Cookie dough cheesecake

00. Matt Tebbutt recipe template

Preparation time
over 2 hours

Cooking time
less than 10 mins

Serves
Serves 8-10

Dietary
Vegetarian

By Matt Tebbutt
From Saturday Kitchen

Ingredients

For the cookie dough

  • 85g/3oz unsalted butter
  • 75g/2½oz soft brown sugar
  • 130g/4½oz toasted plain flour (see Recipe Tip)
  • 1 vanilla pod, split, seeds only
  • 3 tsp full-fat milk (you may need a little more)
  • 25g/1oz white chocolate, finely chopped
  • 25g/1oz dark chocolate, finely chopped
  • pinch salt

For the base

  • 300g/10½oz speculoos biscuits
  • 130g/4½oz unsalted butter, melted

For the vanilla cheesecake mixture

  • 350ml/12fl oz double cream
  • 1 split vanilla pod, seeds only
  • 550g/1lb 4oz cream cheese
  • 100g/3½oz icing sugar

To serve

  • white and dark chocolate shavings

Method

  1. To make the cookie dough, mix the butter and sugar together well in a bowl, then add the toasted flour, vanilla seeds and salt.

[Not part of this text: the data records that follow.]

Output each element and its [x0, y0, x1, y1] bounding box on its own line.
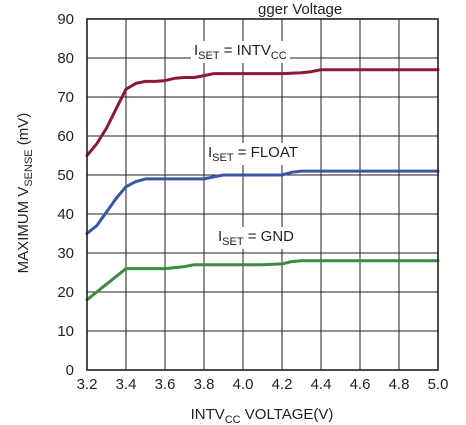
x-tick-label-6: 4.4 — [311, 376, 332, 393]
series-label-bg-2 — [215, 227, 298, 249]
y-tick-label-5: 50 — [57, 167, 74, 184]
x-tick-label-3: 3.8 — [194, 376, 215, 393]
plot-frame — [86, 18, 439, 371]
x-tick-label-5: 4.2 — [272, 376, 293, 393]
series-label-1-sub1: SET — [212, 152, 234, 164]
x-tick-label-1: 3.4 — [116, 376, 137, 393]
y-tick-label-6: 60 — [57, 128, 74, 145]
y-tick-labels: 0 10 20 30 40 50 60 70 80 90 — [57, 11, 74, 379]
x-tick-label-9: 5.0 — [428, 376, 449, 393]
series-label-0-pre: I — [194, 42, 198, 59]
y-tick-label-1: 10 — [57, 323, 74, 340]
y-tick-label-3: 30 — [57, 245, 74, 262]
series-label-1: ISET = FLOAT — [208, 144, 298, 164]
series-line-2 — [85, 259, 440, 302]
x-tick-label-2: 3.6 — [155, 376, 176, 393]
y-axis-title-sub: SENSE — [23, 149, 35, 186]
x-tick-label-7: 4.6 — [350, 376, 371, 393]
y-tick-label-4: 40 — [57, 206, 74, 223]
x-axis-title: INTVCC VOLTAGE(V) — [191, 406, 334, 425]
x-tick-label-0: 3.2 — [77, 376, 98, 393]
series-label-2-sub1: SET — [222, 236, 244, 248]
series-label-1-mid: = FLOAT — [234, 144, 298, 161]
y-axis-title: MAXIMUM VSENSE (mV) — [15, 113, 35, 274]
x-axis-title-main: INTV — [191, 406, 225, 423]
series-line-1 — [85, 169, 440, 235]
x-tick-label-4: 4.0 — [233, 376, 254, 393]
series-label-2-pre: I — [218, 228, 222, 245]
series-lines — [85, 68, 440, 302]
chart-title-fragment: gger Voltage — [258, 1, 342, 18]
y-axis-title-main: MAXIMUM V — [15, 187, 32, 274]
x-axis-title-rest: VOLTAGE(V) — [241, 406, 334, 423]
y-tick-label-9: 90 — [57, 11, 74, 28]
y-tick-label-2: 20 — [57, 284, 74, 301]
series-label-0-sub2: CC — [271, 50, 287, 62]
series-label-0-sub1: SET — [198, 50, 220, 62]
series-label-0: ISET = INTVCC — [194, 42, 287, 62]
x-tick-label-8: 4.8 — [389, 376, 410, 393]
series-label-1-pre: I — [208, 144, 212, 161]
x-tick-labels: 3.2 3.4 3.6 3.8 4.0 4.2 4.4 4.6 4.8 5.0 — [77, 376, 449, 393]
x-axis-title-sub: CC — [225, 414, 241, 425]
grid — [86, 18, 439, 371]
y-tick-label-8: 80 — [57, 50, 74, 67]
series-label-2-mid: = GND — [244, 228, 295, 245]
series-label-2: ISET = GND — [218, 228, 294, 248]
y-axis-title-rest: (mV) — [15, 113, 32, 150]
series-label-bg-1 — [205, 143, 301, 165]
series-line-0 — [85, 68, 440, 157]
series-label-0-mid: = INTV — [220, 42, 271, 59]
series-label-bg-0 — [191, 41, 290, 63]
y-tick-label-0: 0 — [66, 362, 74, 379]
y-tick-label-7: 70 — [57, 89, 74, 106]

  2. Add the milk and chocolate chips, adding more milk if it doesn’t come together as a dough easily. Once it has become a dough, cover and leave to chill in the fridge for 30 minutes.

  3. To make the base, line a 23cm/9in spring form cake tin with baking paper.

  4. Blend the biscuits in a food processor or blender to a fine crumb and then stir in the melted butter. Press the mixture into the prepared tin.

  5. Remove the cookie dough from the fridge and, using your hands, break up the cookie dough into irregular chunks and add on top of the biscuit base.

  6. To make the vanilla cheesecake mixture, whip the double cream and vanilla seeds until soft peaks form when the whisk is removed from the bowl.

  7. In a separate bowl, beat the cream cheese and icing sugar together until thickened. Mix together the cream and sweet cream cheese. Tip the mixture into the base, smooth the top and then leave to set in the fridge.

  8. To serve, remove the cheesecake from the fridge 1 hour before serving. Remove it from the tin and transfer to a serving plate, discard the parchment paper and scatter over the chocolate shavings to garnish. Serve in slices.